I medici oncologi spesso si affidano alle immagini radiologiche per valutare se un trattamento funziona, ma questi esami vengono eseguiti solo ogni pochi mesi e possono perdere segnali di allarme precoci. Questo studio ha esplorato un test del sangue altamente sensibile che ricerca tracce minime di DNA tumorale nel circolo sanguigno di persone con tumori avanzati dell’esofago e dello stomaco. Tracciando questi segnali nel tempo, i ricercatori hanno verificato se fosse possibile capire prima chi beneficiava della chemioterapia combinata con immunoterapia e chi avrebbe potuto aver bisogno di cambiare trattamento.

Uno sguardo più attento ai tumori dell’esofago e dello stomaco

I tumori che iniziano nella zona di congiunzione tra esofago e stomaco sono comuni a livello globale e spesso vengono diagnosticati solo dopo essersi già diffusi. Il trattamento standard per molti di questi pazienti combina farmaci chemioterapici con terapie immunitarie moderne. Sebbene questo approccio aiuti alcune persone a vivere più a lungo, altri traggono scarso beneficio e possono sopportare effetti collaterali senza vantaggi significativi. Attualmente i medici non dispongono di strumenti semplici per prevedere chi risponderà e per individuare la ricomparsa della malattia il prima possibile.

Trasformare il DNA tumorale nel sangue in uno strumento di monitoraggio

Molti tumori rilasciano frammenti del proprio DNA nel sangue. Questi frammenti, chiamati DNA tumorale circolante, possono essere rilevati con un prelievo ematico, un tipo di test noto come biopsia liquida. In questo studio il gruppo ha utilizzato una versione particolarmente sensibile di tale test, costruita su misura per ciascun paziente. Hanno prima sequenziato il DNA del tumore e dei tessuti normali di ogni persona, quindi hanno progettato un pannello personalizzato in grado di riconoscere fino a circa 1.800 alterazioni specifiche del tumore nel sangue. Questo ha permesso di misurare quantità infinitesimali di DNA tumorale, fino a poche parti per milione rispetto a tutti i frammenti di DNA in un campione di sangue.

Figure 1. Un esame del sangue monitora piccole frammenti di DNA tumorale nel tempo per mostrare se il trattamento per il cancro dell’esofago e dello stomaco sta funzionando
Figure 1. Un esame del sangue monitora piccole frammenti di DNA tumorale nel tempo per mostrare se il trattamento per il cancro dell’esofago e dello stomaco sta funzionando

Seguire i pazienti durante il trattamento

I ricercatori hanno applicato questo approccio a 24 persone con cancro esofagogastrico avanzato trattate in uno studio clinico noto come KeyLargo. Tutti avevano DNA tumorale rilevabile nel sangue prima della terapia e tre campioni su quattro prelevati durante il follow-up sono rimasti positivi. Ai pazienti sono stati effettuati prelievi in momenti chiave, incluso una settimana dopo l’inizio dell’immunoterapia e circa un mese dopo l’avvio del trattamento. Il gruppo ha confrontato le variazioni nei livelli di DNA tumorale con le misurazioni dimensionale del tumore ottenute dalle scansioni e con il tempo trascorso prima che la malattia peggiorasse.

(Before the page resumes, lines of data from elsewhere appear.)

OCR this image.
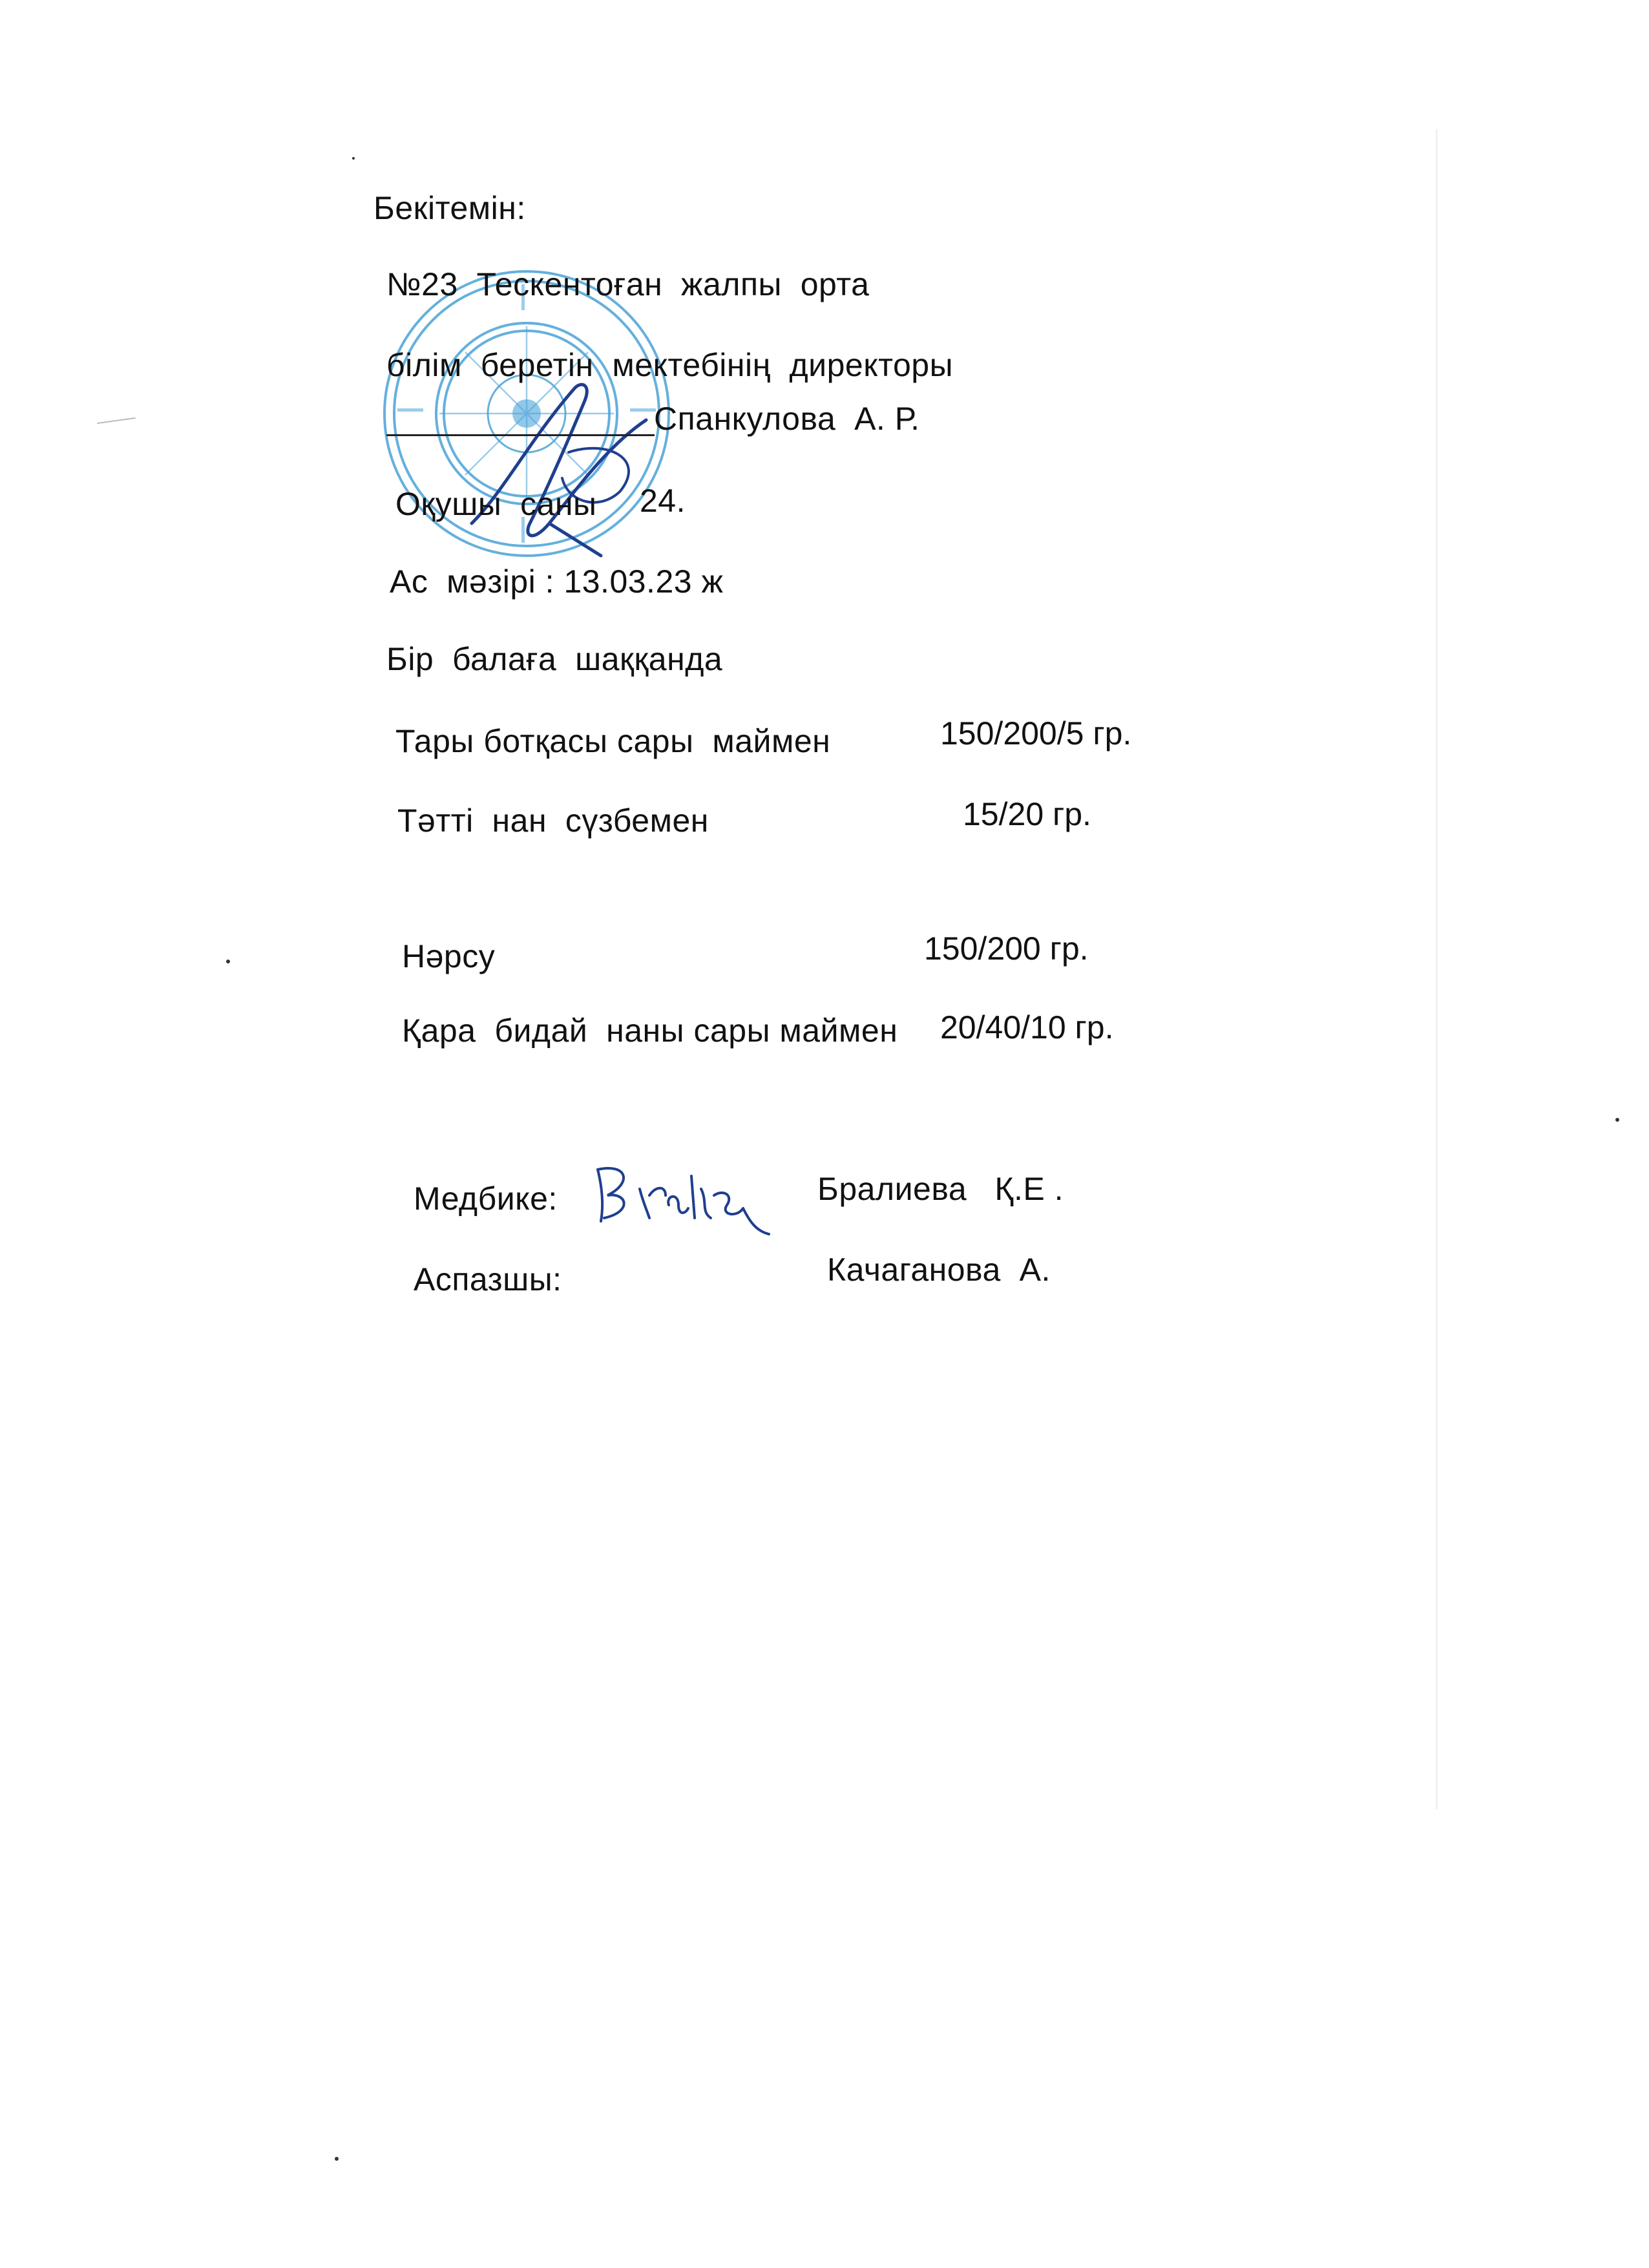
Бекітемін:
№23  Тескентоған  жалпы  орта
білім  беретін  мектебінің  директоры
Спанкулова  А. Р.
Оқушы  саны 24.
Ас  мәзірі : 13.03.23 ж
Бір  балаға  шаққанда
Тары ботқасы сары  маймен	150/200/5 гр.
Тәтті  нан  сүзбемен	15/20 гр.
Нәрсу	150/200 гр.
Қара  бидай  наны сары маймен 20/40/10 гр.
Медбике:	Бралиева   Қ.Е .
Аспазшы:	Качаганова  А.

Le prime riduzioni del DNA tumorale segnalano una risposta migliore

Entro circa 30 giorni dall’inizio del trattamento è emerso un quadro chiaro. I pazienti il cui sangue ha mostrato una riduzione di almeno la metà nei livelli di DNA tumorale avevano molte più probabilità di mostrare una riduzione del tumore alle scansioni e di vivere più a lungo senza progressione. Coloro il cui DNA tumorale non è diminuito di questa entità hanno avuto una sopravvivenza globale e libera da progressione peggiore, e nessuno ha mostrato una riduzione significativa alla imaging. Nel corso dell’intero trattamento, le variazioni del DNA tumorale hanno rispecchiato da vicino le variazioni delle dimensioni tumorali alle scansioni e, nella maggior parte dei casi, i livelli di DNA tumorale sono aumentati di nuovo circa due mesi prima che le scansioni mostrassero la crescita del cancro.

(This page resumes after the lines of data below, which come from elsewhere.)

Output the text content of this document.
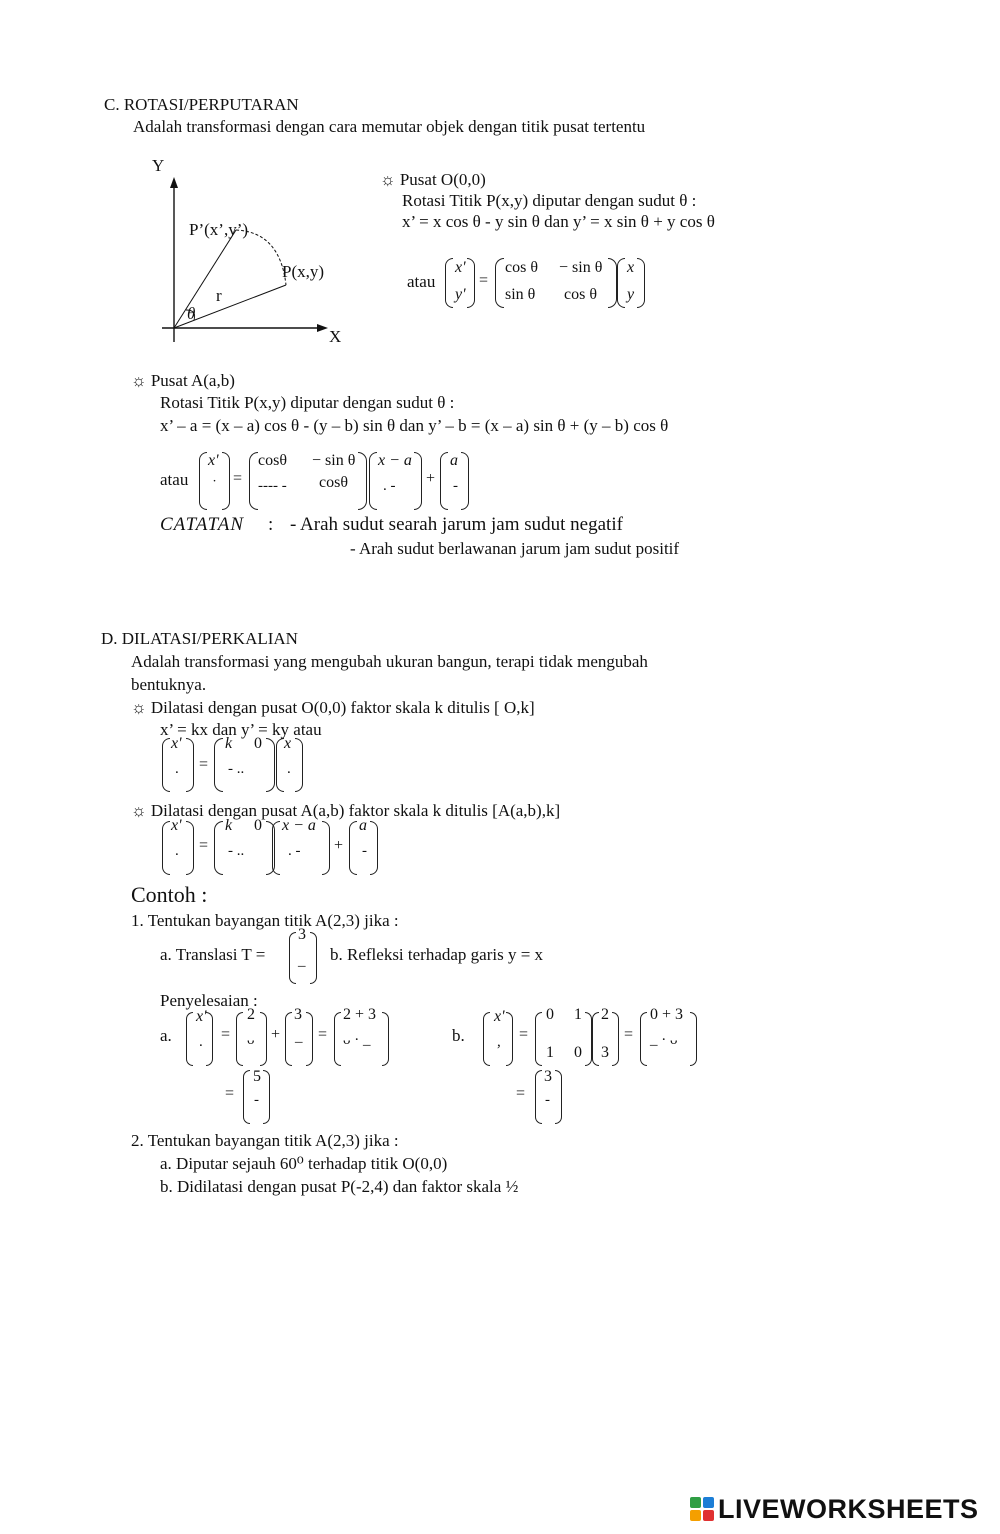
C. ROTASI/PERPUTARAN
Adalah transformasi dengan cara memutar objek dengan titik pusat tertentu
Y
X
P’(x’,y’)
P(x,y)
r
θ
☼ Pusat O(0,0)
Rotasi Titik P(x,y) diputar dengan sudut θ :
x’ = x cos θ - y sin θ dan y’ = x sin θ + y cos θ
atau
x'
y'
=
cos θ − sin θ
sin θ cos θ
x
y
☼ Pusat A(a,b)
Rotasi Titik P(x,y) diputar dengan sudut θ :
x’ – a = (x – a) cos θ - (y – b) sin θ dan y’ – b = (x – a) sin θ + (y – b) cos θ
atau
x'
˙ =
cosθ − sin θ
---- - cosθ
x − a
. - +
a
-
CATATAN : - Arah sudut searah jarum jam sudut negatif
- Arah sudut berlawanan jarum jam sudut positif
D. DILATASI/PERKALIAN
Adalah transformasi yang mengubah ukuran bangun, terapi tidak mengubah
bentuknya.
☼ Dilatasi dengan pusat O(0,0) faktor skala k ditulis [ O,k]
x’ = kx dan y’ = ky atau
x'
. =
k 0
- ..
x
.
☼ Dilatasi dengan pusat A(a,b) faktor skala k ditulis [A(a,b),k]
x'
. =
k 0
- ..
x − a
. - +
a
-
Contoh :
1. Tentukan bayangan titik A(2,3) jika :
a. Translasi T =
3
_ b. Refleksi terhadap garis y = x
Penyelesaian :
a.
x'
. =
2
ᴗ +
3
_ =
2 + 3
ᴗ · _
=
5
-
b.
x'
, =
0 1
1 0
2
3
=
0 + 3
_ · ᴗ
=
3
-
2. Tentukan bayangan titik A(2,3) jika :
a. Diputar sejauh 60⁰ terhadap titik O(0,0)
b. Didilatasi dengan pusat P(-2,4) dan faktor skala ½
LIVEWORKSHEETS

Figure 2. I cambiamenti nei frammenti di DNA tumorale nel sangue rivelano chi beneficia della terapia e chi sta progredendo prima che le scansioni mostrino la crescita
Figure 2. I cambiamenti nei frammenti di DNA tumorale nel sangue rivelano chi beneficia della terapia e chi sta progredendo prima che le scansioni mostrino la crescita

Perché la sensibilità estrema è importante

Il test personalizzato è stato in grado di rilevare DNA tumorale a livelli molto inferiori rispetto a molti test commerciali attuali. Circa un quinto di tutti i campioni positivi in questo studio conteneva livelli molto bassi di DNA tumorale che probabilmente sarebbero stati persi da metodi meno sensibili. Quando i ricercatori hanno rianalizzato i dati simulando un test meno sensibile, alcuni avvisi precoci di progressione sono scomparsi, il preavviso prima della crescita rilevata con la scansione si è ridotto e il legame tra la scomparsa del DNA tumorale dal sangue e una sopravvivenza più lunga è diventato più debole.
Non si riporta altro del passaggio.